1975 book by John Keel

The Mothman Prophecies is a 1975 book by John Keel.

==Synopsis==
The book relates Keel's accounts of his investigation into alleged sightings of a large, winged creature known as Mothman in the vicinity of Point Pleasant, West Virginia, during 1966 and 1967. It combines these accounts with his theories about UFOs and various supernatural phenomena, ultimately connecting them to the collapse of the Silver Bridge across the Ohio River on December 15, 1967.

==Reception==
Kirkus Reviews wrote that the book featured Keel's theories that "ultraterrestrials" use some form of psychic power to create hallucinations such as Mothman and UFOs.

Official investigations in 1971 determined the bridge collapse was caused by stress corrosion cracking in an eyebar in a suspension chain.

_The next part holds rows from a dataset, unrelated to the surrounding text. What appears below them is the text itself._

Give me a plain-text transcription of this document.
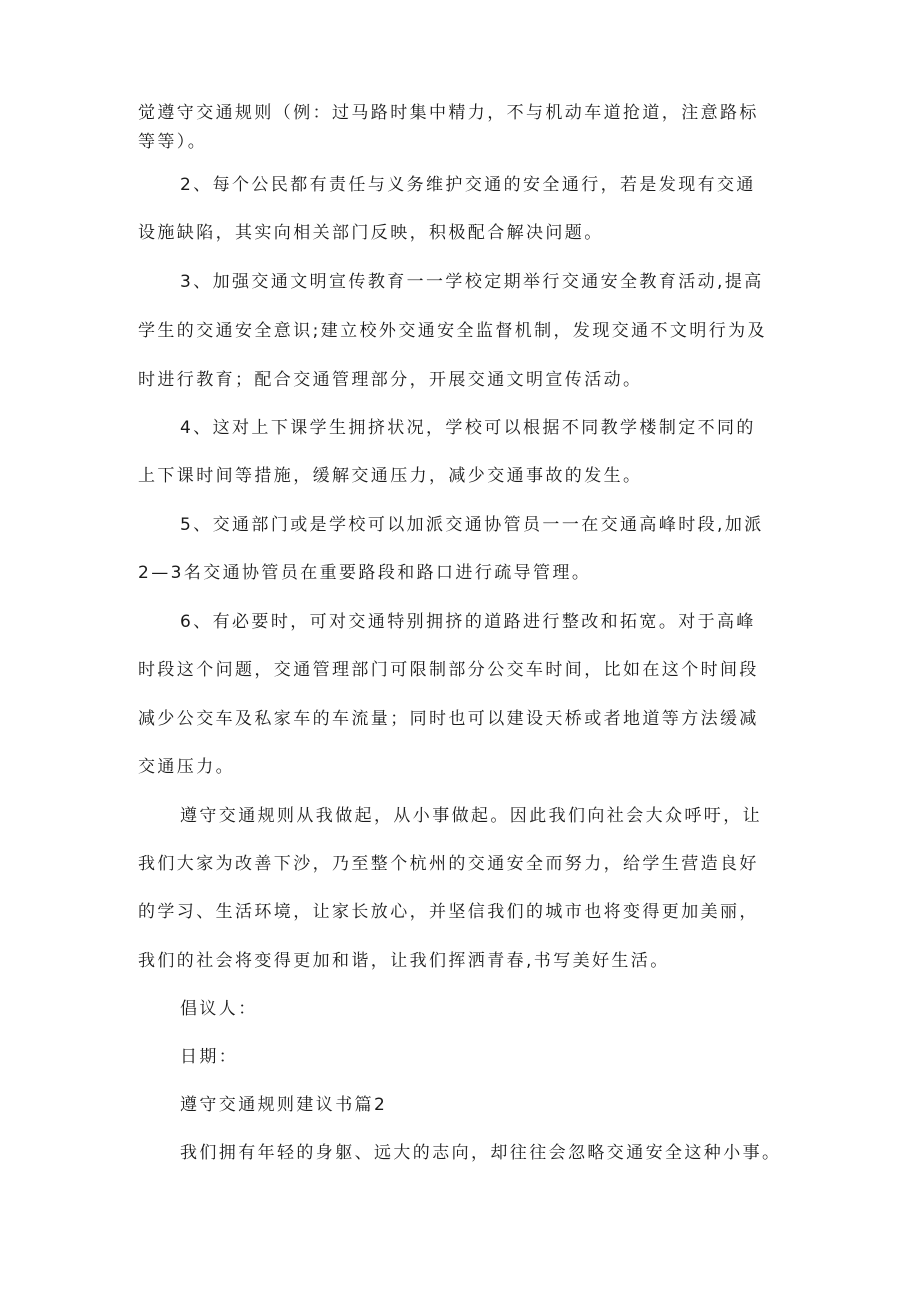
觉遵守交通规则（例：过马路时集中精力，不与机动车道抢道，注意路标
等等）。
2、每个公民都有责任与义务维护交通的安全通行，若是发现有交通
设施缺陷，其实向相关部门反映，积极配合解决问题。
3、加强交通文明宣传教育一一学校定期举行交通安全教育活动,提高
学生的交通安全意识;建立校外交通安全监督机制，发现交通不文明行为及
时进行教育；配合交通管理部分，开展交通文明宣传活动。
4、这对上下课学生拥挤状况，学校可以根据不同教学楼制定不同的
上下课时间等措施，缓解交通压力，减少交通事故的发生。
5、交通部门或是学校可以加派交通协管员一一在交通高峰时段,加派
2—3名交通协管员在重要路段和路口进行疏导管理。
6、有必要时，可对交通特别拥挤的道路进行整改和拓宽。对于高峰
时段这个问题，交通管理部门可限制部分公交车时间，比如在这个时间段
减少公交车及私家车的车流量；同时也可以建设天桥或者地道等方法缓减
交通压力。
遵守交通规则从我做起，从小事做起。因此我们向社会大众呼吁，让
我们大家为改善下沙，乃至整个杭州的交通安全而努力，给学生营造良好
的学习、生活环境，让家长放心，并坚信我们的城市也将变得更加美丽，
我们的社会将变得更加和谐，让我们挥洒青春,书写美好生活。
倡议人：
日期：
遵守交通规则建议书篇2
我们拥有年轻的身躯、远大的志向，却往往会忽略交通安全这种小事。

In the May/June 2002 issue of Skeptical Inquirer, journalist John C. Sherwood, a former business associate of UFO researcher Gray Barker, published an analysis of private letters between Keel and Barker during the period of Keel's investigation. In the article, "Gray Barker's Book of Bunk", Sherwood reported finding significant differences between what Keel wrote at the time of his investigation and what he wrote in his first book about the Mothman reports, raising questions about the book's accuracy. Sherwood also reported that Keel, who was well known for writing humorous and outrageous letters to friends and associates, would not assist him in clarifying the differences.

==Film==

The Mothman Prophecies was the inspiration for the 2002 film of the same name, starring Richard Gere.